The present study has some limitations. The cohort size was limited in order to define initially potential correlations of genetic polymorphisms with echocardiographic parameters in patients diagnosed with heart failure. Further prospective larger sample studies are needed to validate our findings and establish novel correlation with clinical features or clinical outcome in patients diagnosed with heart failure. Our study included only Caucasians and it is unknown if our results can be applied to other ethnic groups. Regarding our study design, which was clinical and volunteer based, potential bias could exist.
In conclusion, our study showed a strong association between echocardiographic parameters of cardiac remodeling and SNPs of the ACE2 and MCP-1 genes in Caucasian patients with heart failure. ACE2 genetic polymorphism could have prognostic significance in heart failure and may also represent a target molecular biomarker for precise therapy for specific variants which might lead to future therapeutic approach in heart failure patients. Our future research studies will try to identify novel genetic variants involved in heart failure pathogenesis and define novel prognostic or diagnostic biomarkers in this pathology.
Acknowledgements
Not applicable.
Funding
Funding: The present study was supported by an institutional research grant from ‘Iuliu Hatieganu’ University of Medicine and Pharmacy, Cluj-Napoca, Romania (PCD 2016- no. 7690/86/15.04.2016).

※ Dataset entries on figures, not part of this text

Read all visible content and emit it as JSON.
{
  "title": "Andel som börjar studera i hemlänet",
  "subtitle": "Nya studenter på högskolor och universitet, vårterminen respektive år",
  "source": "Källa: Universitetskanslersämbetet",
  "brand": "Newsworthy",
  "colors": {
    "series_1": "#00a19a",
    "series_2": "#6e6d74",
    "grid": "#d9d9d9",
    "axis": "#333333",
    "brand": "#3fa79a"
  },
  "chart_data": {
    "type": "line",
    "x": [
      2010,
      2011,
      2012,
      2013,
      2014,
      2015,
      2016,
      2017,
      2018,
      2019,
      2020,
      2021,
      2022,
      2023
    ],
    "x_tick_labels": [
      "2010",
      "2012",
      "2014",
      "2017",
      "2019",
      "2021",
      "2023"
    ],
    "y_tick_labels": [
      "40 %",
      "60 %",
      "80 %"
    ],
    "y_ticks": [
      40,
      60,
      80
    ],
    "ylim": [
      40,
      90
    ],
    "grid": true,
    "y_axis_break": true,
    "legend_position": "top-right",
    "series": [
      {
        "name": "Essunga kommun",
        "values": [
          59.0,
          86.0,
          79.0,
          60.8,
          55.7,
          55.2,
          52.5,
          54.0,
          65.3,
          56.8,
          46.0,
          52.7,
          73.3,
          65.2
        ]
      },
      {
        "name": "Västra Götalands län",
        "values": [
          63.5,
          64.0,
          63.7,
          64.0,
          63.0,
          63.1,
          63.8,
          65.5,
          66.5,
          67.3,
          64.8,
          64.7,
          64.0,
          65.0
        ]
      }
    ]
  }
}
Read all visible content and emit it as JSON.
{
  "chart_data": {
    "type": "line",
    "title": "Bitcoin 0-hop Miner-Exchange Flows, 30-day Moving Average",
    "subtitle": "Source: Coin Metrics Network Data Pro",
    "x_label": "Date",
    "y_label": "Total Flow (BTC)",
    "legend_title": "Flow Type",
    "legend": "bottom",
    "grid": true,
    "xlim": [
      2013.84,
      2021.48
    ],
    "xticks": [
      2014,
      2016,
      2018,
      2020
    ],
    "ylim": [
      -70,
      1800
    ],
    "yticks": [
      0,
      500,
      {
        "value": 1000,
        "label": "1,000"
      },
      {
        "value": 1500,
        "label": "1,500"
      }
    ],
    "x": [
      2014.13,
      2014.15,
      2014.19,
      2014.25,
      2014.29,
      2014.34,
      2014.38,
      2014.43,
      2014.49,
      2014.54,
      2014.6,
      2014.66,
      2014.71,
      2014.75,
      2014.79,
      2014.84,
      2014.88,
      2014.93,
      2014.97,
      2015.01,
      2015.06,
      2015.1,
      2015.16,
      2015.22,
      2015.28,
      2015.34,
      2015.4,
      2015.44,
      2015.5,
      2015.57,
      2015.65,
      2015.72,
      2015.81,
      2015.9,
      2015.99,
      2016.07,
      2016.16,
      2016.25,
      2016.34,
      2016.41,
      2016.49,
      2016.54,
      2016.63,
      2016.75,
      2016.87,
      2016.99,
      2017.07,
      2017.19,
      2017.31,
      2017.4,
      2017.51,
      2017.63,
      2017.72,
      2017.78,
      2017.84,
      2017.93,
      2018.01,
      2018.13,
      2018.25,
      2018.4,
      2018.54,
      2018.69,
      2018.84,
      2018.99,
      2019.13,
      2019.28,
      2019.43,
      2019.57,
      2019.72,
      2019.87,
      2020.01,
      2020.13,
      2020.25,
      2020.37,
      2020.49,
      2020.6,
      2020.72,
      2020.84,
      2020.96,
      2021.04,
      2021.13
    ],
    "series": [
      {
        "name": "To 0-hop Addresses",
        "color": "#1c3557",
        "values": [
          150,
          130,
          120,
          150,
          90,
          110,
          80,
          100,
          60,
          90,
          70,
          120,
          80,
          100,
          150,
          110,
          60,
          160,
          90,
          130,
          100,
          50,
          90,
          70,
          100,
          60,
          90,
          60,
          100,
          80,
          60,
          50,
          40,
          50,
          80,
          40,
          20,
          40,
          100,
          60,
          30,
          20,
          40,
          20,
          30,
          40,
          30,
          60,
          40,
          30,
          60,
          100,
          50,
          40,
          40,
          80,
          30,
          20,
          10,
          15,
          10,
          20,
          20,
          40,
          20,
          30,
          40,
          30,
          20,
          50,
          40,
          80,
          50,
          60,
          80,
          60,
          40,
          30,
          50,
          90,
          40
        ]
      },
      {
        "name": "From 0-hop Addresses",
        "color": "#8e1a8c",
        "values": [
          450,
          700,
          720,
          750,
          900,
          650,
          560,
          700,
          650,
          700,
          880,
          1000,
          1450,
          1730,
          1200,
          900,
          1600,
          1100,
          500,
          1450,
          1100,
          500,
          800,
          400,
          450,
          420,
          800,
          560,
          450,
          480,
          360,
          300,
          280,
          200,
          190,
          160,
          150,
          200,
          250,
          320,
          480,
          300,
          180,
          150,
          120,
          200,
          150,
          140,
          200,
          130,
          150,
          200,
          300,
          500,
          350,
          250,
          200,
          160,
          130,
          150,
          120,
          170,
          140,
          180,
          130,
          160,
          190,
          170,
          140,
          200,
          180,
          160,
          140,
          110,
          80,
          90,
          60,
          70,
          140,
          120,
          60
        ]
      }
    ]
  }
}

Availability of data and materials
The datasets used during the present study are available from the corresponding author upon reasonable request.
Authors' contributions
MSP, AT and MDS performed the literature research and drafted the manuscript. MSP, ADB and SCV designed the study. APT performed the genetic analyses. MSP, OS, DEP, AEM, and SCV acquired the data and performed data analysis and interpretation. DP and HSR contributed to overall review of the study and manuscript modification. ADB and SCV critically revised the manuscript. All authors read and approved the final manuscript.
Ethics approval and consent to participate
The study was approved by the Ethics Committee of ‘Iuliu Hatieganu’ University of Medicine and Pharmacy, Cluj-Napoca, Romania (registry no. 403/8.11.2017). Signed informed consent was obtained from each patient for the inclusion in this study.
Patient consent for publication
Not applicable.
Competing interests
The authors declare that they have no competing interests.